De alguna manera, mi hermana descubrió que yo era dueño de una villa junto a la playa y me llamó para informarme de que venían 82 personas a su fiesta de graduación. Cuando pregunté a mis padres por qué le habían dado permiso, me dijeron que no fuera egoísta porque "es por la familia". Lo que no sabían era que yo ya había vendido la villa — así que el día de la fiesta, su verdadera pesadilla comenzó...
Tuve una villa junto a la playa en Hilton Head durante casi cuatro años sin decírselo nunca a mi hermana, porque en mi familia, todo lo bonito se convertía en un recurso compartido en cuanto Rachel descubría que existía.
Me llamaba Amanda Collins.

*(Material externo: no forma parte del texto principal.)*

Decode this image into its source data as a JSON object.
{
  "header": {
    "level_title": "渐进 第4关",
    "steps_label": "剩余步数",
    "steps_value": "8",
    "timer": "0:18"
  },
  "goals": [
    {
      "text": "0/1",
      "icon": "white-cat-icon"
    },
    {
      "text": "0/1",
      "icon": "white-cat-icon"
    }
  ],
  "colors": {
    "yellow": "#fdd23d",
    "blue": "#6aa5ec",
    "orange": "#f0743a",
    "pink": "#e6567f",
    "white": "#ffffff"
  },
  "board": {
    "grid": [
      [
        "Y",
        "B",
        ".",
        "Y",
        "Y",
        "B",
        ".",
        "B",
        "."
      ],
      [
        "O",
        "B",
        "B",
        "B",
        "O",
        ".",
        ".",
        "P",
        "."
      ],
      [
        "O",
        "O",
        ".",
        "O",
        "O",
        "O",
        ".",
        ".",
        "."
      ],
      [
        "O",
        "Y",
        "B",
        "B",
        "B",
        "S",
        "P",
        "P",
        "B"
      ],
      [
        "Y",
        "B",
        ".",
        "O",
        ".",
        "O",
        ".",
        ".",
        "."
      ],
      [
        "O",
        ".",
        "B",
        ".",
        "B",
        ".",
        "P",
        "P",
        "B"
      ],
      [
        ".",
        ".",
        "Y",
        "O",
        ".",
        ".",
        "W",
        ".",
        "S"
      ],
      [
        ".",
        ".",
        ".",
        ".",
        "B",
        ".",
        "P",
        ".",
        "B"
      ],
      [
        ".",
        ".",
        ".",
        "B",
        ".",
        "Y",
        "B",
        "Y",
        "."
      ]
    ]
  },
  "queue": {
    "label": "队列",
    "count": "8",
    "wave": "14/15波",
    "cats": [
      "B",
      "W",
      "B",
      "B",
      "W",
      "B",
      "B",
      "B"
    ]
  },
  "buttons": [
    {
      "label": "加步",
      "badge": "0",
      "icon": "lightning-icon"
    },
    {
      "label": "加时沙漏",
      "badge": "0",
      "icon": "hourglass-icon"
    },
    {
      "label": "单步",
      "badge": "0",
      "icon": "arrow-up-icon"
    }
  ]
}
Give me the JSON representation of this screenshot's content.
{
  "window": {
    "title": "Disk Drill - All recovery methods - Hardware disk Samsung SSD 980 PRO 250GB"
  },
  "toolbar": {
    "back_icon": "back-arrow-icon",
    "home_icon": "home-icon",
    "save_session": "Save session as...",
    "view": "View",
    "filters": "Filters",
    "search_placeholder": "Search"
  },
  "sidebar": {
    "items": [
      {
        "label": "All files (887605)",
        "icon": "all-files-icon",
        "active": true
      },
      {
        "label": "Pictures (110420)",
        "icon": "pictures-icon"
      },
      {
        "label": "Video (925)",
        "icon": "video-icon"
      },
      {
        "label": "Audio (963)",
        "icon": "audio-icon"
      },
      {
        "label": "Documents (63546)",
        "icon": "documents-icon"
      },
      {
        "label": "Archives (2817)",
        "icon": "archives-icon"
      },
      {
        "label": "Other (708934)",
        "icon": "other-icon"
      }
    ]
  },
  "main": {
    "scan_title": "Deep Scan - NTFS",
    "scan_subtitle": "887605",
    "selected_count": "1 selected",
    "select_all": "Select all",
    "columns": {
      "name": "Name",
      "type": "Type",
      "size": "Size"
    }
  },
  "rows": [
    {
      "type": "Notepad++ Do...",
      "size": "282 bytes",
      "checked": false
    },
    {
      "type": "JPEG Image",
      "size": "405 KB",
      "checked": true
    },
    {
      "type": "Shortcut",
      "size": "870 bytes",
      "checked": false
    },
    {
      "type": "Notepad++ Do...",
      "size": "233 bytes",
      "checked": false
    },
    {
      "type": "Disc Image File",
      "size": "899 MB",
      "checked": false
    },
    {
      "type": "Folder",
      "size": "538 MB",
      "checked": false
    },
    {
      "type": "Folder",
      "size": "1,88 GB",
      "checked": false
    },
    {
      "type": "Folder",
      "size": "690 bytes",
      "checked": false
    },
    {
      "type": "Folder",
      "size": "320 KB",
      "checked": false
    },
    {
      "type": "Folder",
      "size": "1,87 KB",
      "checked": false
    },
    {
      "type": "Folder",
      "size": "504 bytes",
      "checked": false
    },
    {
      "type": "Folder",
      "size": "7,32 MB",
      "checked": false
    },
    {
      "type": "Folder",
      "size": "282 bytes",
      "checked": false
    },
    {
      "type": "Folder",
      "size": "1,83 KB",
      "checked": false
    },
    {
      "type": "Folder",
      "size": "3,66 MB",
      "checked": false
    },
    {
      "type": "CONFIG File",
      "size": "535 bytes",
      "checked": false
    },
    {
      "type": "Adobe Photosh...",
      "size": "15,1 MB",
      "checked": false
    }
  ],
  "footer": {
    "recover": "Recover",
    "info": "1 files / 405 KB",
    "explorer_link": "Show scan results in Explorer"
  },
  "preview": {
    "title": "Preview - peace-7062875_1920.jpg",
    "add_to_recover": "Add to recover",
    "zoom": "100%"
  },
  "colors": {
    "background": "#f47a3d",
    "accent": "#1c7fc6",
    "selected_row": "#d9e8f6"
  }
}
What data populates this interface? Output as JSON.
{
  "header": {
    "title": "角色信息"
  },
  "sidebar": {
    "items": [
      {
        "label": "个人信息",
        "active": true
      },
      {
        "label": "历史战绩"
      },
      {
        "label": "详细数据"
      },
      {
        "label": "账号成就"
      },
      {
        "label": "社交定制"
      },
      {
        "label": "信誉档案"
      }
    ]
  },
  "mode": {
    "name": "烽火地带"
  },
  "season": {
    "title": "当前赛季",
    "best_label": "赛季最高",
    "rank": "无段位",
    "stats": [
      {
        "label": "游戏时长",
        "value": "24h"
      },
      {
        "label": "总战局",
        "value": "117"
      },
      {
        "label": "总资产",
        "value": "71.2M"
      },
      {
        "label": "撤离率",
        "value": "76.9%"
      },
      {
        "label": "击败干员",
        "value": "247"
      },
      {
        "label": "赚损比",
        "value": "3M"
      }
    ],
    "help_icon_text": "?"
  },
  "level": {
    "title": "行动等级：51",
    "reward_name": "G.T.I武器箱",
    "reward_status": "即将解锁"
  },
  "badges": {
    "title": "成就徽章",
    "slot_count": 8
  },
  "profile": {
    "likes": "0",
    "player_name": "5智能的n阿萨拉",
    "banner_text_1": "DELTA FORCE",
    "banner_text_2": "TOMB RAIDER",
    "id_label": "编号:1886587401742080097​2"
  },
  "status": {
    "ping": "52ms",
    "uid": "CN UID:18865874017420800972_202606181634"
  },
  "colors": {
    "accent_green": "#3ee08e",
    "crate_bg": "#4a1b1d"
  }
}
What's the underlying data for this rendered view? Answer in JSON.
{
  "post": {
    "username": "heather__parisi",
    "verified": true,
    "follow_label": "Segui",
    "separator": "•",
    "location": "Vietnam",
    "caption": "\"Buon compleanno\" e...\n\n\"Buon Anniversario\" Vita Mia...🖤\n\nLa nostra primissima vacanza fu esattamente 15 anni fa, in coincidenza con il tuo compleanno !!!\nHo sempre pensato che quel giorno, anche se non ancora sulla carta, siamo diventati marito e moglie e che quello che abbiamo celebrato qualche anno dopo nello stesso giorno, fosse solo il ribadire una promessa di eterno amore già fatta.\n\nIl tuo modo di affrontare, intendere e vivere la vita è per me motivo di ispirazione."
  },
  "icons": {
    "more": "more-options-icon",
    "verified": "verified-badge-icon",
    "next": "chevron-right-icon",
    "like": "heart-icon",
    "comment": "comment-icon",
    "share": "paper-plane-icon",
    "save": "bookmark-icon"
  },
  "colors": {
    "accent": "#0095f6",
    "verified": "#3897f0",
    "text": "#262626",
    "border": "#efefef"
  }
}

Tenía treinta y seis años y compré la villa después de vender mi pequeña empresa de logística, no como inversión, sino como el primer lugar tranquilo de mi vida que no se ataba a las demandas familiares.
La villa tenía contraventanas blancas, un balcón envolvente, suelos de madera clara y un camino privado entre hierbas marinas que conducía directamente a la playa.
Mis padres me habían visitado dos veces, y ambas prometieron que nunca se lo contarían a Rachel porque entendían por qué necesitaba un lugar que no se sintiera afectado por su sentido de derecho.
Entonces Rachel me llamó un miércoles por la mañana mientras revisaba contratos en mi nueva consultoría en Charleston.
"Tenemos ochenta y dos personas que vienen a usar tu casa de la playa para la fiesta de graduación de Madison este fin de semana", dijo, rápida y alegre. "Así que tenlo listo para el viernes."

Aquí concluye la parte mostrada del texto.